Mets outfielders are most excited about the group's speed and defense

Curtis Granderson gets ready to throw during spring

Curtis Granderson gets ready to throw during spring training Monday Feb. 17, 2014 at Tradition Field in Port St. Lucie, Fla. (Credit: Newsday / Alejandra Villa)

PORT ST. LUCIE, Fla. - Chris Young is as thrilled to be part of the Mets' new-look outfield as he is about playing in New York -- and that's saying something.

"I've been waiting for an opportunity like this all my life," Young said Monday. "I loved Arizona. I loved Oakland. But this is different. It's my first time being able to play East Coast baseball. When I go to Philly and D.C. and Miami and especially Atlanta, it just feels like a different brand of baseball. There's a little more pressure, but I like that."

Like fellow free-agent acquisition Curtis Granderson, Young's battle has primarily been with consistency. He batted .257 with 27 homers, 91 RBIs and 28 steals for Arizona in 2010. Last season, he hit .200 with 12 homers and 10 steals in 107 games for Oakland.
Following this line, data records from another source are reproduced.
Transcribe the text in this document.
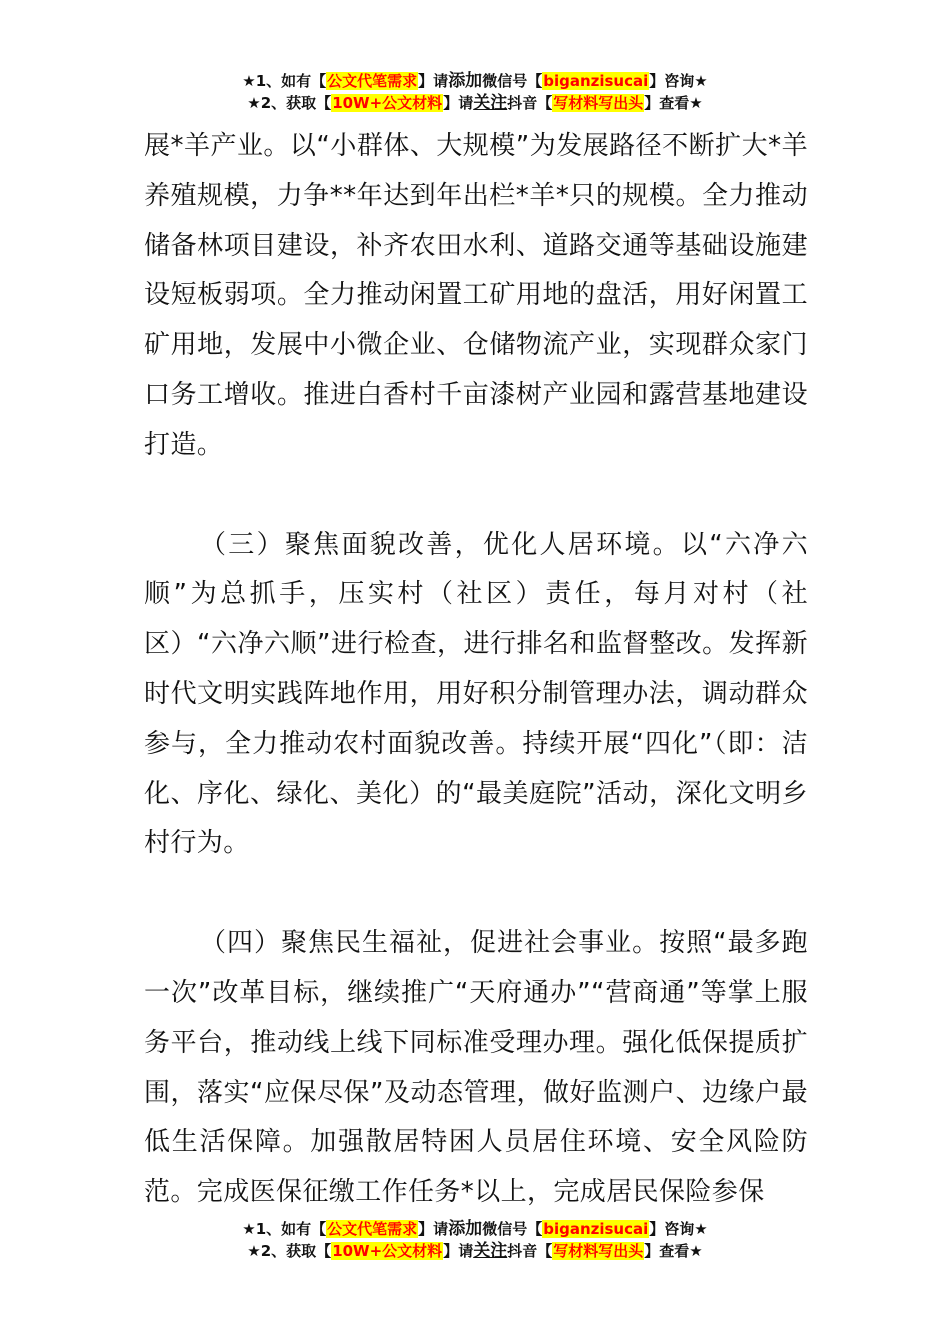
★1、如有【公文代笔需求】请添加微信号【biganzisucai】咨询★
★2、获取【10W+公文材料】请关注抖音【写材料写出头】查看★

展*羊产业。以“小群体、大规模”为发展路径不断扩大*羊养殖规模，力争**年达到年出栏*羊*只的规模。全力推动储备林项目建设，补齐农田水利、道路交通等基础设施建设短板弱项。全力推动闲置工矿用地的盘活，用好闲置工矿用地，发展中小微企业、仓储物流产业，实现群众家门口务工增收。推进白香村千亩漆树产业园和露营基地建设打造。

（三）聚焦面貌改善，优化人居环境。以“六净六顺”为总抓手，压实村（社区）责任，每月对村（社区）“六净六顺”进行检查，进行排名和监督整改。发挥新时代文明实践阵地作用，用好积分制管理办法，调动群众参与，全力推动农村面貌改善。持续开展“四化”（即：洁化、序化、绿化、美化）的“最美庭院”活动，深化文明乡村行为。

（四）聚焦民生福祉，促进社会事业。按照“最多跑一次”改革目标，继续推广“天府通办”“营商通”等掌上服务平台，推动线上线下同标准受理办理。强化低保提质扩围，落实“应保尽保”及动态管理，做好监测户、边缘户最低生活保障。加强散居特困人员居住环境、安全风险防范。完成医保征缴工作任务*以上，完成居民保险参保

★1、如有【公文代笔需求】请添加微信号【biganzisucai】咨询★
★2、获取【10W+公文材料】请关注抖音【写材料写出头】查看★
"I haven't had a problem hitting the ball out of the ballpark," he said. "It's been those 'in-between' at-bats. I've worked a lot this offseason to change my approach. The power's going to be there. If I can get on more and get my average up, I feel it will change my whole dynamic.

"In the outfield, I feel like I can really affect the game big time. With the offense, it's the same thing. I feel like I can really supplement this lineup and help this team by getting on base, stealing some bases."

Young, 30, would like to play centerfield but knows he's not alone. Eric Young Jr. would like to play center and bat leadoff. Granderson, with proven 40-homer power, needs to play. Second-year outfielder Juan Lagares just wants to find a spot after batting .242 as a rookie and stealing 100 bases during his minor-league career.

Manager Terry Collins is a long way from determining how he will deploy his troops. That's why he instructed Granderson to shag fly balls at all three positions after batting practice Monday.

"That's a good problem from a manager's standpoint," said Eric Young, who stole a National League-best 46 bases in 2013, 38 after joining the Mets from Colorado in June. "The pitchers are going to be happy because they know we are going to get to the ball. It's going to be fun to see. There shouldn't be too many balls dropping."

Collins likes the sound of ball striking leather.

"I go back to what I said all of last year: We got better because we caught the baseball in the outfield, and we've got four guys, right now, who can go catch it," Collins said.

Chris Young believes the Mets can take it a step further this season thanks to their ramped-up range.

"I think we can be one of the best in baseball in the outfield," he said. "You're talking about guys with a lot of experience, guys with good arms. Hopefully, we can get on the good side of our pitchers. Hopefully, they'll love us out there because we're going to be busting our butts."